# section 5.5

## Table of Contents

Average Value of a Function

### Recall Averages #

If we want to find the average of a dataset: $$ { 3, 5, 2, 9, 0, 8, 1 } $$ we add together all the elements and divide by the total number of them: $$ \dfrac{3+ 5+ 2+ 9+ 0+ 8+ 1}{7} = 4 $$ … turns out our average of my set of made up numbers is 4. Nice.

## Continuous averages #

… what instead of discrete numbers, I have a continuous set of values. We still want to *add together* all the values and *divide by* then size of that set. How can we do this? Integration is repeated addition! Length of the interval is the size of the set!

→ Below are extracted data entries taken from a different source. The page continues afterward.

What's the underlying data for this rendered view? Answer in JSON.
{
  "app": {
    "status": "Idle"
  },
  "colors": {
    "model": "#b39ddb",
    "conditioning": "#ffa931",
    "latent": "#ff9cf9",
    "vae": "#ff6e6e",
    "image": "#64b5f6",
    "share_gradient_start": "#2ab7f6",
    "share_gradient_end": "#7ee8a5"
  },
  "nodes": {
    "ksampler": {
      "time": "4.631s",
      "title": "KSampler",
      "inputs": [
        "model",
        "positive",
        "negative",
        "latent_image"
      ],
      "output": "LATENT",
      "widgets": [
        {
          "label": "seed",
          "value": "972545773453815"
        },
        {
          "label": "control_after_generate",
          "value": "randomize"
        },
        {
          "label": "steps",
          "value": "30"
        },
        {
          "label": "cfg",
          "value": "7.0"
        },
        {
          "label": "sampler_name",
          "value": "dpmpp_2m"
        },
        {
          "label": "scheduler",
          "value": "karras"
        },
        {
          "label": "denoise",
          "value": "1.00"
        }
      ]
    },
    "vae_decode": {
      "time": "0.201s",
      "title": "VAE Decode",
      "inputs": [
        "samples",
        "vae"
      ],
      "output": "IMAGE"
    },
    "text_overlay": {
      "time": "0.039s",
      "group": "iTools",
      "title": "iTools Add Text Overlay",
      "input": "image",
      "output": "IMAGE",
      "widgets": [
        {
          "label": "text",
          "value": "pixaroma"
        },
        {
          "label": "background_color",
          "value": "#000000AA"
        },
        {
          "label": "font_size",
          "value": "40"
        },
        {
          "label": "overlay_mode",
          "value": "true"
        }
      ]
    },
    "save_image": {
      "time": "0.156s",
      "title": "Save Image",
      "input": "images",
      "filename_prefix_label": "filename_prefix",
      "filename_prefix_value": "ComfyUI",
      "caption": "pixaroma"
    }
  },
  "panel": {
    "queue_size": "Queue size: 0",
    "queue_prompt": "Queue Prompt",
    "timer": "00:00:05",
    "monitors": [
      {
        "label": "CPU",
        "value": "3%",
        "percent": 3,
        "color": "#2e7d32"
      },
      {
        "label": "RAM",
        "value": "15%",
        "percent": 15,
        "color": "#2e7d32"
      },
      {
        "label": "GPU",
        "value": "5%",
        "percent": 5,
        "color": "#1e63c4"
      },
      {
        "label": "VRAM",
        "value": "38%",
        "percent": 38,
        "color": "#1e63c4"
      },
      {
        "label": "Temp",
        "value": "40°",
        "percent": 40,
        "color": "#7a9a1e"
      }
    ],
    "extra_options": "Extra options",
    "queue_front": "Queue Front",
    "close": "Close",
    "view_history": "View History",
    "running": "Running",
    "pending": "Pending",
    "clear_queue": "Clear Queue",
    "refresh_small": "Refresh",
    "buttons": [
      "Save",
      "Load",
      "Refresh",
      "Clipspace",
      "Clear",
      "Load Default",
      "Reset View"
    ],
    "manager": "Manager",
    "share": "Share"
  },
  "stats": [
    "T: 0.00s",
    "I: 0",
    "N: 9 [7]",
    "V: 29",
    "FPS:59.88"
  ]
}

### Average Value of a Function #

If $f$ is a continuous function on an interval $[a, b]$, we define the average value of $f$ on that interval to be: $$ f_{\text{ave}} = \dfrac{1}{b-a} \int_a^b f(x)\, dx $$

**Notation note** The text uses $f_{\text{ave}}$ but I like to abbreviate average by “avg,” so if you see me write $f_{\text{avg}}$, I mean the exact same thing. It’s my fave way of writing it.

### Example #

Find the average value of $\cos x$ on the interval $[0, \pi/2]$.

Solution:

## Click to reveal the answer.

$\begin{align*} f_\text{ave} &= \dfrac{1}{b-a} \int_a^b f(x) \, dx \\ &= \dfrac{1}{\frac\pi2 - 0} \int_0^{\pi/2} \cos x\, dx \\ &= \frac2\pi (\sin x) \Big|_{x=0}^{\pi/2} \\ &= \frac2\pi (\sin (\pi/2) - \sin 0) \\ &= \frac2\pi \end{align*}$### Example #

Find the average value of the function $\sin x$ between $0$ and $\pi$.

Solution:

## Click to reveal the answer.

$\begin{align*} f_\text{ave} &= \dfrac{1}{b-a} \int_a^b f(x) \, dx \\ &= \dfrac{1}{\frac\pi - 0} \int_0^{\pi} \sin x\, dx \\ &= \frac1\pi (-\cos x) \Big|_{x=0}^{\pi} \\ &= \frac1\pi (-\cos (\pi) - -\cos 0) \\ &= \frac1\pi (-(-1) + 1)\\ &= \frac{2}{\pi} \end{align*}$### Example #

Find the average value of $f(x) = x^2$ between -2 and 2.

Solution:

## Click to reveal the answer.

$\begin{align*} f_\text{ave} &= \dfrac{1}{b-a} \int_a^b f(x) \\, dx \\ &= \dfrac{1}{2 - (-2)} \int_{-2}^2 x^2 \\, dx \\ &= \dots\\ &= \frac43 \end{align*}$## Mean Value Theorem for Integrals #

We had a Mean Value Theorem for derivatives which told us that *there is a point* where the function attains its mean/average value. Here we get the same for integrals:

If $f$ is continuous on $[a,b]$ then there exists a number $c$ in $[a, b]$ so that $$ f(c) = \dfrac{1}{b-a} \int_a^b f(x)\, dx $$

or equivalently, $$ \int_a^b f(x) \, dx = f(c) (b-a) $$

### Example #

Find the values $c$ which satisfy the mean value theorem of integrals for $f(x) = x^2$ on the interval $[-2, 2]$.

Solution: Note: Above we found $f_{\text{ave}} = \frac43$.

## Click to reveal the answer.

$f(c) = f_{\text{ave}} = \frac{4}{3}$ so that $c^2 = \frac43$ or $c= \pm \frac{2\sqrt{3}}{3}$### Example #

Find all values $c$ which satisfy the mean value theorem for integrals for the function $f(x) = \sqrt{x}$ on $[0,4]$